L’océan dans les montagnes d’Oman
David Jousselin.
Pour un voyageur, l’Oman est le pays de l’encens, bordé par le Rub Al Khali, le désert des déserts conté par Wilfred Thesiger, et les eaux bleues de l’Océan Indien. Un pays accessible, calme et tolérant, où les touristes à la recherche d’insolite peuvent randonner dans de fabuleux paysages qui évoquent les aventures de Sinbad le marin.
Pour un archéologue, c’est la mystérieuse région de Magan, qui fournissait en cuivre et en diorite (la pierre royale) la Mésopotamie au IIIe millénaire avant J.-C.
Pour un anthropologue des religions, c’est le seul pays où domine l’ibadisme, l’école la plus ancienne en islam, selon laquelle le commandeur des croyants ne doit pas être nécessairement de la lignée de Mahomet, ni d’une certaine race ou couleur.
Pour un géologue, c’est le seul pays où la capitale se dresse sur des péridotites, la roche du manteau qui gouverne le mouvement des plaques mais qui reste le plus souvent cachée sous la croûte.

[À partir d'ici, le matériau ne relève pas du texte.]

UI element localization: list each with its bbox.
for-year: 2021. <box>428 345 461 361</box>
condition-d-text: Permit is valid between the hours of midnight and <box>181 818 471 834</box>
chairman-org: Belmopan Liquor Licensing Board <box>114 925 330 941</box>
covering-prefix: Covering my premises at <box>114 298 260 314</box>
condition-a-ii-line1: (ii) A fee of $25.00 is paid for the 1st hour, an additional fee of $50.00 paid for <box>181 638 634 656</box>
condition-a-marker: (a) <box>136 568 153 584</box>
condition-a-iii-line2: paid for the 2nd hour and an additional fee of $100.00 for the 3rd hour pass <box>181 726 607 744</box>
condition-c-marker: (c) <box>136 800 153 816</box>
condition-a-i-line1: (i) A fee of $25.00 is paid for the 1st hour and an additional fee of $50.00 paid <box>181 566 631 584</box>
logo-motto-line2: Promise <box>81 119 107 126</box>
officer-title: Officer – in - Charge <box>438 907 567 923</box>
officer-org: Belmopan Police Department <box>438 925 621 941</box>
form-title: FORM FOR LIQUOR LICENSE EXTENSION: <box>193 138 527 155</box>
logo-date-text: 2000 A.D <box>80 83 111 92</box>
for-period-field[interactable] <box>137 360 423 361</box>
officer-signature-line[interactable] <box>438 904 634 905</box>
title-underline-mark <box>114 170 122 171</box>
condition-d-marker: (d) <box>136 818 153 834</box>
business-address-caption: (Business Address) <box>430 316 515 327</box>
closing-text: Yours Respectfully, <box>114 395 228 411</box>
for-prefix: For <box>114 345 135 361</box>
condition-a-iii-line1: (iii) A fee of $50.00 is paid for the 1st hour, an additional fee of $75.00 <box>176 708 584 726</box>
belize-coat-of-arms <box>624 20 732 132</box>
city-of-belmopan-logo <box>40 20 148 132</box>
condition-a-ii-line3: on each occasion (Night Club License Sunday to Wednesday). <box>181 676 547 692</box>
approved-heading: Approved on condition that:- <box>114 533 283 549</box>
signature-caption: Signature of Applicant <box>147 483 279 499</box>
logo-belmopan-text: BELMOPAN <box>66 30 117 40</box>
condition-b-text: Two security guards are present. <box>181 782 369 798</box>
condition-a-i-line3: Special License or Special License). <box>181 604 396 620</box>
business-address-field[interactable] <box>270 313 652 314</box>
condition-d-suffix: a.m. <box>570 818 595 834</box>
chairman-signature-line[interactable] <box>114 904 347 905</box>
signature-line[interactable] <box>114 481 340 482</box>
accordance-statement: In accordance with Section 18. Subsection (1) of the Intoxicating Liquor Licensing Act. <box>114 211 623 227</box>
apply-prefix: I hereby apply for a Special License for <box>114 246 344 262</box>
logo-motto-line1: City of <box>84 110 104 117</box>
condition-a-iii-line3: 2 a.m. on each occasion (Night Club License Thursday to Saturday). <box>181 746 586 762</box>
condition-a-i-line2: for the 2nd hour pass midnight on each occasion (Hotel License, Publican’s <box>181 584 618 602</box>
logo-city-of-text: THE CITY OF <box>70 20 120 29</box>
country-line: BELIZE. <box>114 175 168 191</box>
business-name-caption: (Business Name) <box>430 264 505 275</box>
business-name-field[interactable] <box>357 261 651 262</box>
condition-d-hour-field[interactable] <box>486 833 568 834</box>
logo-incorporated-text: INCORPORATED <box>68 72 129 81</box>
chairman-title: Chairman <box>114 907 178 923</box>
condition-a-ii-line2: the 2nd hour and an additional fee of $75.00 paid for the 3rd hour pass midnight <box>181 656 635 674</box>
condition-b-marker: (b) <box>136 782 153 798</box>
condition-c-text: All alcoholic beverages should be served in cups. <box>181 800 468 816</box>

C’est aussi le pays de la plus belle ophiolite du monde.
Comment ? Quand une plaque tectonique océanique se rapproche d’une plaque continentale, la plaque océanique s’enfonce généralement sous le continent. C’est le cas dans les zones de subduction, comme au Japon ou au Chili. Mais avant la collision de deux continents, une partie du plancher océanique se met à chevaucher le continent, et l’on retrouve dans les chaines de montagnes (dont les Alpes!) ces lambeaux de plaque océanique échoués, qu’on appelle des ophiolites, qui marquent la suture entre les deux continents rentrés en collision.
L’Oman n’est pas encore rentré en collision avec l’Iran. Le rendez-vous est prévu pour dans deux millions d’années. Mais la plaque lithosphérique de l’ancien océan Néotéthys, dont le golfe d’Oman est un petit reste, a déjà chevauché l’est de l’Oman, et forme ses reliefs. On peut donc y étudier à pied sec, une ancienne croûte océanique, et le manteau sous-jacent, disséqués par l’érosion. On y a même découvert les restes d’une dorsale océanique, cette étroite fissure où se forme l’ensemble des plaques océaniques. Des chercheurs du CRPG y ont étudié comment se construisent les litages des gabbros qui forment le soubassement des chambres magmatiques. Ils continuent d’y explorer la structure et la chimie du manteau sous la paléo-dorsale pour comprendre comment le liquide magmatique y circule, et pourquoi il peut se concentrer à la dorsale au lieu de se disperser sur de grandes régions. D’autres y étudient les effets de l’affrontement des plaques en arpentant les roches autochtones du Djebel Akhdar (“la montagne verte”), dôme haut de 3000 mètres aux pentes arides, qui cache en son coeur des jardins suspendus.
Quoi que vous fassiez en Oman, que vous soyez sur ces roches océaniques qui forment la nappe tectonique la plus épaisse au monde (15 km), ou sur des roches autochtones remontées à la surface, vous y serez chaleureusement accueilli par les locaux, qui vous offriront un café parfumé à la cardamome, un bol de dattes et des oranges.